Interrogarsi sul senso di quello che si sta dicendo è una iniziativa che a volte sarebbe meglio evitare; pronunciata la domanda, Trotti, pentito, si interroga su ciò che ha appena detto. La motivazione sembra scontata, addirittura altruistica, ma la soluzione è quasi cabalistica. La risposta del Moro non si fa attendere.
“Sono d’accordo Trotti! Direi che si tratta di una necessità fatale. Visto che siete voi a proporla, pensateci voi ad offrire a Cecilia lo spazio di una camera il più vicino possibile alla mia coniugale, non potete negarvi!”
Rimasto solo, Il Trotti si accorge che la passione del duca per Cecilia è una verità eterna.

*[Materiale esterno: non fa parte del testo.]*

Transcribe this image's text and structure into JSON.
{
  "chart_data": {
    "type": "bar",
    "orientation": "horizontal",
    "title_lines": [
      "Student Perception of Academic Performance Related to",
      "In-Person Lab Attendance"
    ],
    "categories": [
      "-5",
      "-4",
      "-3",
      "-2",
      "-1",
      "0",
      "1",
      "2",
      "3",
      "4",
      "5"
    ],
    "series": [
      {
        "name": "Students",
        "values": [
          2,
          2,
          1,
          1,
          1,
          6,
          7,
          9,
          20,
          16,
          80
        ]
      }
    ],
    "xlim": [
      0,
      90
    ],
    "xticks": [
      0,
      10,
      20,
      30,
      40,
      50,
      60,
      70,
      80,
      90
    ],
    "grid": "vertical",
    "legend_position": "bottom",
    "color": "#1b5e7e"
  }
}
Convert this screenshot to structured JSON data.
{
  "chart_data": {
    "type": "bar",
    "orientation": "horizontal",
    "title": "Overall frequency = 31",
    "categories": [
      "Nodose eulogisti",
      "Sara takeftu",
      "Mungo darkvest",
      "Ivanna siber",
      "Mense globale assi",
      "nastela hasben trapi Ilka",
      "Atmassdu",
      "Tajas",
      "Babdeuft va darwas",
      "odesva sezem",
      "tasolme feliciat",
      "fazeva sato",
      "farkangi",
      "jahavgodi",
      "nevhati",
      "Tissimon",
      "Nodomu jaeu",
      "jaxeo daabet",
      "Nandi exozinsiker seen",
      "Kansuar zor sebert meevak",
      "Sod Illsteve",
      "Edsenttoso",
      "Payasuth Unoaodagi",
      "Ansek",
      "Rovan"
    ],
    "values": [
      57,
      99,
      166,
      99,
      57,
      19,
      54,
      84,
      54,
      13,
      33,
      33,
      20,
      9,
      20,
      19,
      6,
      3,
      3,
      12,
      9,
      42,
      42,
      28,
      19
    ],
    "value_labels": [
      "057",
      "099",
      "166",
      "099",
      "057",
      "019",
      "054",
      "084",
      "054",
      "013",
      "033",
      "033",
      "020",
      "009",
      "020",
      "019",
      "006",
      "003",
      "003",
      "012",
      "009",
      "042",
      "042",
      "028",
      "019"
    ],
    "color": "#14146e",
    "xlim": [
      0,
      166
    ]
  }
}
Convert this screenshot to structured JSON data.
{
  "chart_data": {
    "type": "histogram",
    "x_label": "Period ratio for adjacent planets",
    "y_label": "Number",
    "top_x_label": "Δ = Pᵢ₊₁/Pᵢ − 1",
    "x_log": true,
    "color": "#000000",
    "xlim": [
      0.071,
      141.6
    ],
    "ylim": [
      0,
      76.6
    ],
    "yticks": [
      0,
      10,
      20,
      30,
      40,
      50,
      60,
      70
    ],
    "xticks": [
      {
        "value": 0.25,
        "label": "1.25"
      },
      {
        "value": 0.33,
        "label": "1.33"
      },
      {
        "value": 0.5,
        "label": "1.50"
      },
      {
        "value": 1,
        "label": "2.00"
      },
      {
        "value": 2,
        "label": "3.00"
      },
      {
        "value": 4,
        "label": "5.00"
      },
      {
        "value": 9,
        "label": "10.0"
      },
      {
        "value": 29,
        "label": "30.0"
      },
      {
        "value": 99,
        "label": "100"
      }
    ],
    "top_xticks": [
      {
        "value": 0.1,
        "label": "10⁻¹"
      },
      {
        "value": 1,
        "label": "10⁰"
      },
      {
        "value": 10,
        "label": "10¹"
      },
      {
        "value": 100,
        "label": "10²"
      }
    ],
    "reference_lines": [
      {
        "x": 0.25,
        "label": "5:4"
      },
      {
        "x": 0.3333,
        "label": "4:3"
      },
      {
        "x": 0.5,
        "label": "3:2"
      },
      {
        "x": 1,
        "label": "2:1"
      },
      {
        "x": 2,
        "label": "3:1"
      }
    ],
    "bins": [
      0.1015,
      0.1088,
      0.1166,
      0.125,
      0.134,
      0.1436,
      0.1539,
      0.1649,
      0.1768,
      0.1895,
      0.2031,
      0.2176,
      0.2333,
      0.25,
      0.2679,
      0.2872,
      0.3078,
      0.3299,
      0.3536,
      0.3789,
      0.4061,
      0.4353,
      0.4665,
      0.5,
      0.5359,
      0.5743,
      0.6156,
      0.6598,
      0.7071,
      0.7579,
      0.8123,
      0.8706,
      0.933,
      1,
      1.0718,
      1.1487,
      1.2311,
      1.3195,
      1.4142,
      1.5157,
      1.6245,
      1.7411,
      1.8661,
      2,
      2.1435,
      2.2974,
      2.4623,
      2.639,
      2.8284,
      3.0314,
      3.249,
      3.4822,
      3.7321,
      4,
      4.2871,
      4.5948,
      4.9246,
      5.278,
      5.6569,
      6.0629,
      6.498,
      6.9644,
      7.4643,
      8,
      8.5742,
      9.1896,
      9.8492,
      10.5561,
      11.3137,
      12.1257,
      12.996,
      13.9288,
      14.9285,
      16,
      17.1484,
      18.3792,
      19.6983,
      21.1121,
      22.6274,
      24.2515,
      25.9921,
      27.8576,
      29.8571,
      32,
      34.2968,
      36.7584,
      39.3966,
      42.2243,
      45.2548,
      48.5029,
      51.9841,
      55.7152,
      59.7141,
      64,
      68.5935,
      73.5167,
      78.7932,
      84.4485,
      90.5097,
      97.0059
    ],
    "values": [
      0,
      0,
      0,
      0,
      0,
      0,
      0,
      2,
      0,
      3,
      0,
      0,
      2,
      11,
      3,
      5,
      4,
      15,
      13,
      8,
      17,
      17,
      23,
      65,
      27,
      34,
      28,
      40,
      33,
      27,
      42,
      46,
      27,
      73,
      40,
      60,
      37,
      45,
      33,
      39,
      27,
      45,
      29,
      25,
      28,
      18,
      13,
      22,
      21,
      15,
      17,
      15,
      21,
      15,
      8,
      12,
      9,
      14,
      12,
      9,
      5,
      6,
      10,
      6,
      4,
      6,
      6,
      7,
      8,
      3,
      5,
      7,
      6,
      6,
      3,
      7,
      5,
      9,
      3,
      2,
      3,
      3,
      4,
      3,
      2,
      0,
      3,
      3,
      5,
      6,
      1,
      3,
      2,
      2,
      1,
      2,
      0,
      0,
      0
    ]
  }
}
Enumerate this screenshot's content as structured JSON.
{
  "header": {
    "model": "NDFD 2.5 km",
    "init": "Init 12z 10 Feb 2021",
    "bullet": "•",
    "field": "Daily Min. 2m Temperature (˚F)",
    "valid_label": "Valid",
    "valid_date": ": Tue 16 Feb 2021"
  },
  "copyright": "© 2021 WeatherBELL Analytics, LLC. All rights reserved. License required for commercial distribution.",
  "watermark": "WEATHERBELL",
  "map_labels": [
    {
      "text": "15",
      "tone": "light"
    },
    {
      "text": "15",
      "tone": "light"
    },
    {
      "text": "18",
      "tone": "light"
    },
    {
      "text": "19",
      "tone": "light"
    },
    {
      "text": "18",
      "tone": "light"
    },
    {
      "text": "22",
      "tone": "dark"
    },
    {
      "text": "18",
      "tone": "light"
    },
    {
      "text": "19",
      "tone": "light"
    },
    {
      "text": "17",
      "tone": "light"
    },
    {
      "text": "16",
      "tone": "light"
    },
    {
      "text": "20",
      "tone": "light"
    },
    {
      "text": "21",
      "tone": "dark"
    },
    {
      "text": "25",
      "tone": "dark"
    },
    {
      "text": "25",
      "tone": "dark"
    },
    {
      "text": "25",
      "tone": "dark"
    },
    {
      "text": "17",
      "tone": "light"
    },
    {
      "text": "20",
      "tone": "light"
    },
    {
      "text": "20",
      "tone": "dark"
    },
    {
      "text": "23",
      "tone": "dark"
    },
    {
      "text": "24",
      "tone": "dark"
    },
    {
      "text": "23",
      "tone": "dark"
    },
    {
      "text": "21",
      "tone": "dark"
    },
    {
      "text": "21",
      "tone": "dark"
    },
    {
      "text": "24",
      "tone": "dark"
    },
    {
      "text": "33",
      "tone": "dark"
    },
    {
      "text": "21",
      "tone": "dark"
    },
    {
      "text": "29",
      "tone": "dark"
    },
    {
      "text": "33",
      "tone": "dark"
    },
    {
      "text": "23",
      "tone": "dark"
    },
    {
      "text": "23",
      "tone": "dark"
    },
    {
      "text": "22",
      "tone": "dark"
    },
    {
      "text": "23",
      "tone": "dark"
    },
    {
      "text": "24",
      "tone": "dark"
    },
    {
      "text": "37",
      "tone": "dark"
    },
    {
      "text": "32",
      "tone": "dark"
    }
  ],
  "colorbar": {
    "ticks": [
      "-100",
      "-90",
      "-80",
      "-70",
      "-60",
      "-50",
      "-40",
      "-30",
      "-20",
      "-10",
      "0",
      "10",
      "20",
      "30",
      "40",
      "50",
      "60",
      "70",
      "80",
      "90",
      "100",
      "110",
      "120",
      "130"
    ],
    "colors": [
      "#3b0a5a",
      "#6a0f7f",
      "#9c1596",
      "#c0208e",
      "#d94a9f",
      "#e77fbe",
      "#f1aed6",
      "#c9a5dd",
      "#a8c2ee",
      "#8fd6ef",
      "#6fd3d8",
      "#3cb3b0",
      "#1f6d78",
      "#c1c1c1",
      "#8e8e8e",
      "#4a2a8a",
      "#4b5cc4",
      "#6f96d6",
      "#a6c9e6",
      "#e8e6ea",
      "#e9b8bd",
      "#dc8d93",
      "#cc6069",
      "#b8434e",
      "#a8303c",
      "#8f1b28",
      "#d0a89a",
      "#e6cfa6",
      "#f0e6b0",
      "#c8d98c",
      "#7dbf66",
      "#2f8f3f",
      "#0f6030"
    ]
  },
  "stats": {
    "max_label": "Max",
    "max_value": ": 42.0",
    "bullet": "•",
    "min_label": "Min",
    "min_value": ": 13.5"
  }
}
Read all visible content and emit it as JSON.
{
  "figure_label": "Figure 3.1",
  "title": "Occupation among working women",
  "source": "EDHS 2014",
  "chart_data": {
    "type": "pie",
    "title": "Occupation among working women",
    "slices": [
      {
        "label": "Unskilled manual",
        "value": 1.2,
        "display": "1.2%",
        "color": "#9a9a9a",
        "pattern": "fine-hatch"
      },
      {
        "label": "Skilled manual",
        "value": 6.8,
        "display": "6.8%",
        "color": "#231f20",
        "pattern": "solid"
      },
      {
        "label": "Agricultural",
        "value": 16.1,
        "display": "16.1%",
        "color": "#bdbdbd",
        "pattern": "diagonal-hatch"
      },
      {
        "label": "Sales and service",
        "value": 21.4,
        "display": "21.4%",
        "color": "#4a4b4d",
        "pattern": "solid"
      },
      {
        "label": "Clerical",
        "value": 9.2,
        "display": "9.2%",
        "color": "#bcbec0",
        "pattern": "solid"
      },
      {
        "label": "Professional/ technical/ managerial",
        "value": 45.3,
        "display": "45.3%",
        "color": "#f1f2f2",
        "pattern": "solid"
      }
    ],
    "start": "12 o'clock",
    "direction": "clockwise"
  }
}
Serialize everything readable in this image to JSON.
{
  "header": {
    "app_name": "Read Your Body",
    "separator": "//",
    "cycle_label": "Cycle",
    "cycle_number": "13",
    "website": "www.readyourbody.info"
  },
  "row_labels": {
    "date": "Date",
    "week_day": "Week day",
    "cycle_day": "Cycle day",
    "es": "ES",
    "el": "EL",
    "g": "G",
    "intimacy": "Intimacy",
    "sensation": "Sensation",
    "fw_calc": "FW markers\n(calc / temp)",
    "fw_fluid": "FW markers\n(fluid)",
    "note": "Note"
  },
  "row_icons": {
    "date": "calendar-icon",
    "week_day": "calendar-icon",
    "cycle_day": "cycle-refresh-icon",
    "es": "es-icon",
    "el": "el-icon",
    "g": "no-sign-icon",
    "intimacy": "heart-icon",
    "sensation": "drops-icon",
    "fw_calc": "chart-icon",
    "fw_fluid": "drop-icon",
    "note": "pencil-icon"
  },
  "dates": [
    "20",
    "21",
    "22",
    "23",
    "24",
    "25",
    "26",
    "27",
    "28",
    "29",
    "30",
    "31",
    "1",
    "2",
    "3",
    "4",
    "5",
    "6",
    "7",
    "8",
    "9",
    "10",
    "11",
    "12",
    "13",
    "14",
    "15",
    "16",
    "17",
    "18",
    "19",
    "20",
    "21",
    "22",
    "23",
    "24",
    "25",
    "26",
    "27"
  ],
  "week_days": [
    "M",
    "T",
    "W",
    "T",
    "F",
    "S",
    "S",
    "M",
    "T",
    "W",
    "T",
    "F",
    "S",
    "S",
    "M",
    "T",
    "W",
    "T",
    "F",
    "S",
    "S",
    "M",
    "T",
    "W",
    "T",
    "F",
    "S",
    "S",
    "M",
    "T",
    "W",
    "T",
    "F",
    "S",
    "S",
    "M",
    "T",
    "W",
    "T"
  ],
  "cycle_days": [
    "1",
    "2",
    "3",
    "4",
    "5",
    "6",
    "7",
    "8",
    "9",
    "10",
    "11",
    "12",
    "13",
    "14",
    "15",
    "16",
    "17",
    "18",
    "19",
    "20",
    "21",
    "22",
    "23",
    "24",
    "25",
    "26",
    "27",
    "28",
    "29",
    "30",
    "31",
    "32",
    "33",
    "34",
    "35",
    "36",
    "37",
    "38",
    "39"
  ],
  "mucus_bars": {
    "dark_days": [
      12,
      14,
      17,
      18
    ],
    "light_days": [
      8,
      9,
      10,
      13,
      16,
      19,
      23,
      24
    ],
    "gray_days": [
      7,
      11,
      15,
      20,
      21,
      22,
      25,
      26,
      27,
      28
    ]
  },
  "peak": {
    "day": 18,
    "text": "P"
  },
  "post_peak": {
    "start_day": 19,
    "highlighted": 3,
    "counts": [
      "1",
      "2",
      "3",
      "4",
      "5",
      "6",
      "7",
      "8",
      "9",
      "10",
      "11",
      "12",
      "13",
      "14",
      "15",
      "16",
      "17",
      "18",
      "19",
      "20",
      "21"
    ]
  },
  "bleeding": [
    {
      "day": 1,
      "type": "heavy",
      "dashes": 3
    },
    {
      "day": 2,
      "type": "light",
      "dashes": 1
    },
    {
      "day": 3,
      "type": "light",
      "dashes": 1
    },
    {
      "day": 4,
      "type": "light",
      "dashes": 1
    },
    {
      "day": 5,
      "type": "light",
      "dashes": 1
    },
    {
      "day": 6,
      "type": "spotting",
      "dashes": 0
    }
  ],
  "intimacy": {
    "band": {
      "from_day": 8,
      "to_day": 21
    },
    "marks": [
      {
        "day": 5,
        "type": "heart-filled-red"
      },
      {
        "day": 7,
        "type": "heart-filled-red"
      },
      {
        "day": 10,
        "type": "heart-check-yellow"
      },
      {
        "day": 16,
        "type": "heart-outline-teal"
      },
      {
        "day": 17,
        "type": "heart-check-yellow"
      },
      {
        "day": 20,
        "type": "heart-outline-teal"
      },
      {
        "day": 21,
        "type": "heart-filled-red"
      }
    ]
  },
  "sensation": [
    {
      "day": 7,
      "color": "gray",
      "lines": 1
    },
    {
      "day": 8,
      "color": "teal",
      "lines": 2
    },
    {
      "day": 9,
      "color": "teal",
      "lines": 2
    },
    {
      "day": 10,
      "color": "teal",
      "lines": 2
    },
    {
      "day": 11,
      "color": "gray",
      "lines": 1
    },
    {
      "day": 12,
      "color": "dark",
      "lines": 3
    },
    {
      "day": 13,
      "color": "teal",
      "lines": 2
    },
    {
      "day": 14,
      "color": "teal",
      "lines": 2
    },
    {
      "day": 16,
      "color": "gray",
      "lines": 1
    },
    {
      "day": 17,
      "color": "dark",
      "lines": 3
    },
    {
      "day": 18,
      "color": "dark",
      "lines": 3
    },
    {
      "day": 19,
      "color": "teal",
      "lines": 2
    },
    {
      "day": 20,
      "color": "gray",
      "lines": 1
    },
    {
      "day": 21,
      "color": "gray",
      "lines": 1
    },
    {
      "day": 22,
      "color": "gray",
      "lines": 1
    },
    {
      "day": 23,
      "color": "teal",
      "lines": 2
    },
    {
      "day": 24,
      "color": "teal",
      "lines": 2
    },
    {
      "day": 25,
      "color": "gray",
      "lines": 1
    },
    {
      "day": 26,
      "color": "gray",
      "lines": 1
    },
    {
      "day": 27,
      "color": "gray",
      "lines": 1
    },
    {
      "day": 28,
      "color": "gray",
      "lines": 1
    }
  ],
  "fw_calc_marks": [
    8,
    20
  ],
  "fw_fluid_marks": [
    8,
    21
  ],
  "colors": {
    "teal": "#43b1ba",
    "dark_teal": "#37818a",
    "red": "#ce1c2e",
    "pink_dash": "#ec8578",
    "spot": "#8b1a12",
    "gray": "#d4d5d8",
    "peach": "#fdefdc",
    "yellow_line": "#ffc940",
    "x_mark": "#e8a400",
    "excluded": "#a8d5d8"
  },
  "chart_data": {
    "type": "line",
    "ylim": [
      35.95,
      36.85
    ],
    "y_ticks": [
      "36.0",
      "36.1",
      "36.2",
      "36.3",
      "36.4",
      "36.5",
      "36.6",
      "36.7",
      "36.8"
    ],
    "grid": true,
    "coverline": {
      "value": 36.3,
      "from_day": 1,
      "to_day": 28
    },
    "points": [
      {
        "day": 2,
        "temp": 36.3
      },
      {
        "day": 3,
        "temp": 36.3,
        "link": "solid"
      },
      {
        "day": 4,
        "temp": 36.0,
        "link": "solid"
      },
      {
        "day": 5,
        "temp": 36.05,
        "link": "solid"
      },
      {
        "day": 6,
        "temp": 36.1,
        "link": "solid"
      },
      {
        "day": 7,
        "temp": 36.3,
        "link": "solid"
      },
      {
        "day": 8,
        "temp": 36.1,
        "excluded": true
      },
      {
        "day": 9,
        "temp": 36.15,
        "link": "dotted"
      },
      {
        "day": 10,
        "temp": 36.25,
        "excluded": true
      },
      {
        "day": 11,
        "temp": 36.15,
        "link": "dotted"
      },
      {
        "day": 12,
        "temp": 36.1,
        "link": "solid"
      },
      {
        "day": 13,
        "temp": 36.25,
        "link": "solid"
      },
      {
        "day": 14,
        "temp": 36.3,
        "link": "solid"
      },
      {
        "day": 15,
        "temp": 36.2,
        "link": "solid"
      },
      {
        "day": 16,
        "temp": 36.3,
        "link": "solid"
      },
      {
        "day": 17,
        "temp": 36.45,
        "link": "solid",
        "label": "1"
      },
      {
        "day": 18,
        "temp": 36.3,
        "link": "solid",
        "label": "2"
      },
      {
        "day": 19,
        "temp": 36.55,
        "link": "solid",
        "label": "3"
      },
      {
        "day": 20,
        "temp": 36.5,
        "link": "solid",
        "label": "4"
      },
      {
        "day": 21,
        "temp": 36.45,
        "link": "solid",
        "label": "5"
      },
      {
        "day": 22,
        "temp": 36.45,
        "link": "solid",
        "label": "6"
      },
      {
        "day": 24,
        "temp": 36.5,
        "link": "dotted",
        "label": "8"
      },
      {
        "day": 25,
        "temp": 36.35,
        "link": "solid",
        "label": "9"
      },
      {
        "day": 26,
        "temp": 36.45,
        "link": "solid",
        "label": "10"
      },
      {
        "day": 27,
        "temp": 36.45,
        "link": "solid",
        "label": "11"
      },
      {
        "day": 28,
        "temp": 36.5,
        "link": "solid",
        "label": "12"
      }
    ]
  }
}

Chi cammina sul suolo di una patria, sul terreno di una fede religiosa, o di una tassa da pagare, porta le sue ambizioni o i suoi doveri sotto i piedi, non così il Moro, la cui vanità libertina sale senza raggiungere la testa, e si arresta a metà strada, sotto la cintura, dove è molto più difficile ragionare. Una forma, la sua, di mite pazzia che non conosce ragionevolezza. “A horse! A horse! My Kingdom for a horse!” grida Riccardo III nella battaglia in cui viene disarcionato dal suo destriero. Non si sa che cosa griderebbe il Moro in una situazione analoga, anche perché è una evenienza quasi impossibile; non cavalca da tempo focosi destrieri, tutt’al più potrebbe cadere giù dal letto. D’altro canto il volere del duca non ammette fraintendimenti grossolani. L’immagine che traccia non dà alternative, approda impietosa all’ordine martellante, preciso, di una camera da letto accanto alla sua. La maldestra intuizione del Trotti ha quindi dei nessi con l’attualismo e il problematicismo così uniti nel divenire che porterebbero un’idea inconscia del duca al suo io, cioè al suo conscio. C’è poco da scherzare, il suo signore è dotato di una memoria ipermnestica per quanto concerne i rapporti con le donne, ricorda tutto, la sua vita muliebre non è il romanzo dove non succede niente, ma il romanzo dove ricorda tutto, compresi i figli indesiderati e illegittimi.